§3. Vers un renouvellement de la définition de l’exclusion bancaire

Si la question des difficultés d’usage a été éclipsée du champ d’analyse de l’exclusion bancaire, elle n’est pas pour autant absente des préoccupations politiques britanniques.

A. Une intégration parallèle et progressive des difficultés d’usage

Alors que la lutte contre l’exclusion bancaire se centre sur les questions d’accès aux services et de barrières à l’entrée, le Secrétariat d’État Britannique à l’éducation et à l’emploi met en place en janvier 2000 le Adult Financial Literacy Advisory Group (AdFLAG) dont l’objectif est de faire des recommandations quant à l’amélioration de la connaissance bancaire et financière47 des particuliers.

En décembre, le rapport de cette commission conclut que « use of and access to financial services raises questions of both supply and demand. There has been much work to begin to address the supply of appropriate products including the Social Exclusion Unit Policy Action Team 14 report. However, people need to be equipped with the skills, knowledge and confidence to ensure they make informed judgements and take effective decisions regarding their own financial circumstances » (AdFLAG, 2000, p. 3).

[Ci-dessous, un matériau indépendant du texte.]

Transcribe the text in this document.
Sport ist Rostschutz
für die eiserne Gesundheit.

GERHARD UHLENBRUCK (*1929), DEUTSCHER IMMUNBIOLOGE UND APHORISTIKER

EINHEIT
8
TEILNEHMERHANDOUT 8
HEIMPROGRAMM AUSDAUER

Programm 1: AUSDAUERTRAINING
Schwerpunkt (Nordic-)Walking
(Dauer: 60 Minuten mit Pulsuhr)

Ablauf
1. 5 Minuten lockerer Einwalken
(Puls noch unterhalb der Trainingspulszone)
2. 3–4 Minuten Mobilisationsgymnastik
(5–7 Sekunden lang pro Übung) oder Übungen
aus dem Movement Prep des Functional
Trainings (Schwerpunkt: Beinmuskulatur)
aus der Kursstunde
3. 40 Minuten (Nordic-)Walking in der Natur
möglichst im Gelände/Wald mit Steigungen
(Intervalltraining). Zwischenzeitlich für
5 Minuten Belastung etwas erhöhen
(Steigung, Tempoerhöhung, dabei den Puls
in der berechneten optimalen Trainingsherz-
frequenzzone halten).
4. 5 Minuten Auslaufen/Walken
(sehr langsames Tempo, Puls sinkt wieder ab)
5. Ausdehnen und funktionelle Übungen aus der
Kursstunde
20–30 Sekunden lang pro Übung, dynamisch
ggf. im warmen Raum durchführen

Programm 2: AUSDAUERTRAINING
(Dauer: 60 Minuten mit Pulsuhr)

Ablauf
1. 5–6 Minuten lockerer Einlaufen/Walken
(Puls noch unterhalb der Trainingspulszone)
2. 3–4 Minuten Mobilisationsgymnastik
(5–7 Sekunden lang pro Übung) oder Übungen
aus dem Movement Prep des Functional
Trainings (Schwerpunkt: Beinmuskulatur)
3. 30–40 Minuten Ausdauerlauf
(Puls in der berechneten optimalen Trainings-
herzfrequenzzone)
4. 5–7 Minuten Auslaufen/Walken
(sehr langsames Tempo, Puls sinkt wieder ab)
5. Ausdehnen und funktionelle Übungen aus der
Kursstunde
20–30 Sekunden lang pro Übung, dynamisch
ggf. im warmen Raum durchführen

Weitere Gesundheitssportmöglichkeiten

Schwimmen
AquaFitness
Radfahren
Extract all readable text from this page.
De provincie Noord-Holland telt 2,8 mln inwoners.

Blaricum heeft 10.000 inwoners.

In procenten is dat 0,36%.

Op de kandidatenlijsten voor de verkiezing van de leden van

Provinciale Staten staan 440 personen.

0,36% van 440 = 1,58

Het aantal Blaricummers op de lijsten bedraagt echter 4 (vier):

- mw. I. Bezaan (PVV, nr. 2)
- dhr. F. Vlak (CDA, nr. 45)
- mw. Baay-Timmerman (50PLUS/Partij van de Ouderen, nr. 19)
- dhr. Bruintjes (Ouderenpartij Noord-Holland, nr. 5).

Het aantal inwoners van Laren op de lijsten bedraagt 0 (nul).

Il insiste ainsi sur le fait que la lutte contre l’exclusion bancaire passe également par la capacité des personnes à tirer le meilleur parti possible de l’information disponible. Pour cela, il ne suffit pas seulement d’en diffuser d’avantage mais il est nécessaire de la rendre compréhensible. Autrement dit, il s’agit d’accroître l’utilité de ces informations pour les clients en augmentant leur niveau de connaissance bancaire (leurs capacités cognitives) ainsi qu’en favorisant la confiance qu’ils ont dans ces produits, mais également en développant la disponibilité de conseils appropriés.

Également dans le but de lutter plus efficacement contre l’exclusion bancaire, Sue Regan et Will Paxton (2003) proposent un renouvellement d’approche qu’ils qualifient de « broad and deep formulation » (p. 7), seul à même de faire comprendre aux décideurs publics et bancaires tout l’enjeu de ce phénomène. Pour eux, la largeur (broad) de l’exclusion bancaire porte sur l’éventail des services bancaires appropriés accessibles, et sa profondeur (deep) concerne la capacité (les compétences, la confiance, l’opportunité, etc.) des personnes à utiliser ces services de manière adéquate au regard de leur situation. Les questions de l’accès et de l’usage sont clairement considérées simultanément.

« This approach, which stresses the importance of both the breadth and depth of the concept of financial exclusion, leads to a clear working definition of financial inclusion. […] Financial inclusion is when citizens have access to appropriate financial products and services and the opportunity, ability and confidence (and appropriate support and advice) to make informed decisions about their financial circumstances, as would be regarded as a minimum to organise their finances in society effectively » (p. 8).

Que ce soit le rapport de l’AdFLAG ou les travaux de Regan et Paxton, la place à part entière qu’ils donnent aux difficultés d’usage et à leurs causes (manque de connaissances bancaires de base, méfiance à l’égard des produits bancaires, insuffisance de conseils, etc.) tient aux contraintes opérationnelles de la lutte contre l’exclusion bancaire. C’est d’ailleurs de ce point de vue que les résultats sont les plus probants car sur un plan analytique, le principal tient au passage du vocable d’exclusion bancaire à celui d’inclusion bancaire.

Notes
47.

 Nous traduisons « financial literacy » par « connaissance bancaire et financière » moins connoté que « alphabétisation bancaire et financière ».